Integrated optimization and environmental application of chlorohydrolase-positive bacterial isolates for enhanced atrazine degradation and genotoxicity assessment

Atrazine (ATZ), a widely used broad-leaved weed management chemical in agriculture, with a half-life of 30–740 days, poses a threat to the ecosystem. Its residue is found in various levels of soil and aquatic ecosystems. In this study, three new strains were identified and used to treat effectively, thereby reducing toxicity and rapid degradation. Bacillus mycoides strain (P2), Pseudomonas sp. strain(P3), and Pseudomonas furukawaii (P6). The degradation efficiency was found to follow the order P3 > P2 > P6. Over a twelve-day experiment, all strains demonstrated atrazine utilization, with a half-life period ranging from 65.53 to 102.32 days by using pseudo-first-order kinetics. Response surface methodology was employed to optimize the biodegradation parameters, including atrazine dosage, pH, and temperature, for all three strains.

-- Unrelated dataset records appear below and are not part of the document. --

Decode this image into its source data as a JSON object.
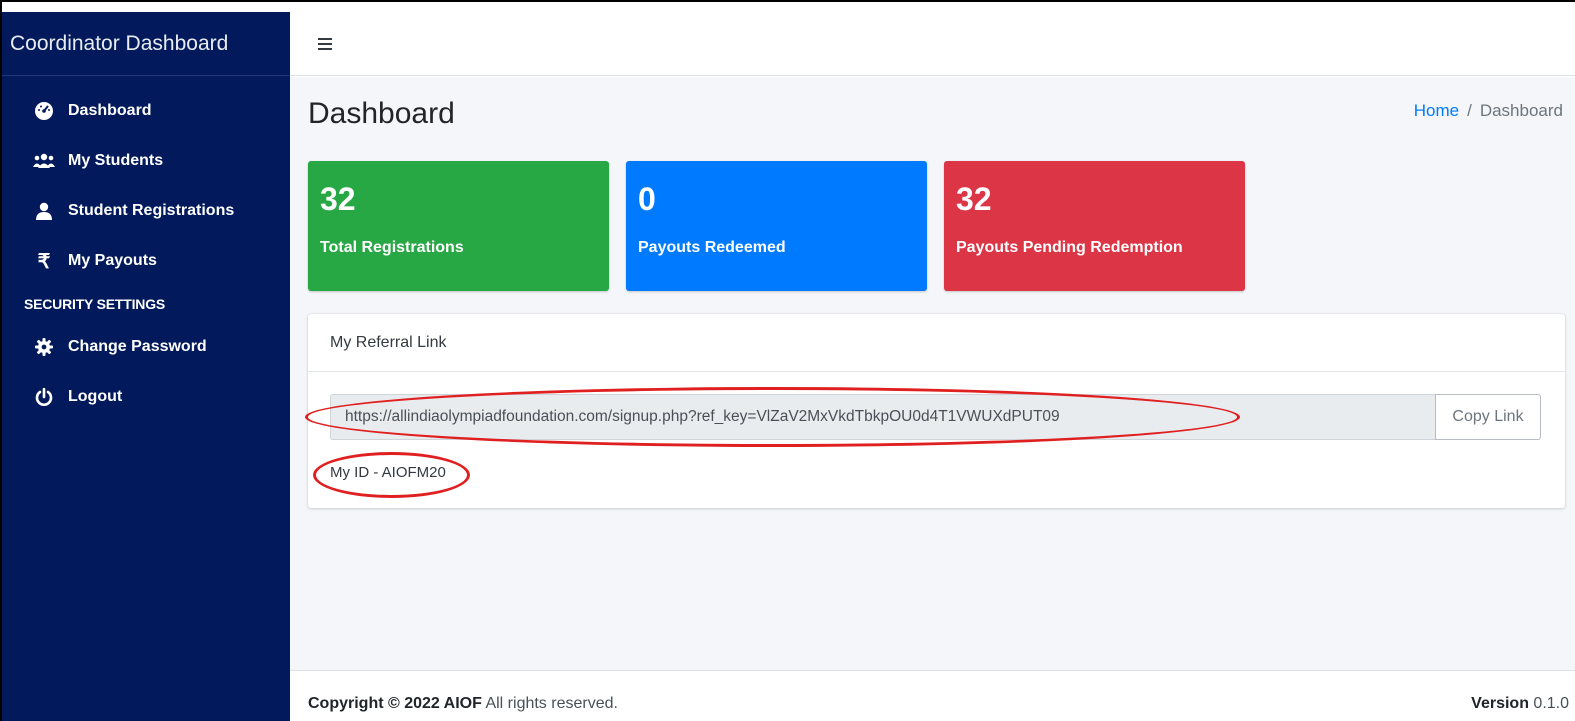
{
  "sidebar": {
    "brand": "Coordinator Dashboard",
    "items": [
      {
        "label": "Dashboard",
        "icon": "tachometer-icon"
      },
      {
        "label": "My Students",
        "icon": "users-icon"
      },
      {
        "label": "Student Registrations",
        "icon": "user-icon"
      },
      {
        "label": "My Payouts",
        "icon": "rupee-icon"
      }
    ],
    "section_header": "SECURITY SETTINGS",
    "security_items": [
      {
        "label": "Change Password",
        "icon": "gear-icon"
      },
      {
        "label": "Logout",
        "icon": "power-icon"
      }
    ]
  },
  "header": {
    "menu_icon": "hamburger-icon"
  },
  "main": {
    "title": "Dashboard",
    "breadcrumb": {
      "home": "Home",
      "separator": "/",
      "current": "Dashboard"
    },
    "stats": [
      {
        "value": "32",
        "label": "Total Registrations",
        "color": "#28a745"
      },
      {
        "value": "0",
        "label": "Payouts Redeemed",
        "color": "#007bff"
      },
      {
        "value": "32",
        "label": "Payouts Pending Redemption",
        "color": "#dc3545"
      }
    ],
    "referral": {
      "title": "My Referral Link",
      "url": "https://allindiaolympiadfoundation.com/signup.php?ref_key=VlZaV2MxVkdTbkpOU0d4T1VWUXdPUT09",
      "copy_label": "Copy Link",
      "my_id": "My ID - AIOFM20"
    }
  },
  "footer": {
    "copyright_bold": "Copyright © 2022 AIOF",
    "copyright_rest": " All rights reserved.",
    "version_label": "Version",
    "version_value": " 0.1.0"
  },
  "colors": {
    "sidebar": "#021a5b",
    "annotation": "#e02020",
    "link": "#007bff"
  }
}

The investigation revealed that the optimum conditions for atrazine degradation by all strains were pH 7.4, temperature 32 ± 2 °C, and concentration 100 mg/L. Gas chromatography-mass spectrometry results identified the major degradation products of atrazine, including Deisopropylatrazine (DIA), Deethylatrazine (DEA), and Cyanuric acid (CNA) at RT 6.46, 12.22, and 14.22, respectively, also closely align with the predicted statistical design model. All three isolated strains exhibited hydrolysis of Atrazine, suggesting the presence of intracellular Atrazine chlorohydrolase enzymes. Genotoxicity studies on the degradation products depicted toxicity in the order Atrazine>DEA>DIA>CNA. These atrazine-biodegrading isolates show promise as effective remediators for atrazine-contaminated agricultural soils and crop fields in terms of laboratory efficacy and practical application, as well as for environmental cleaning processes involving other pesticides.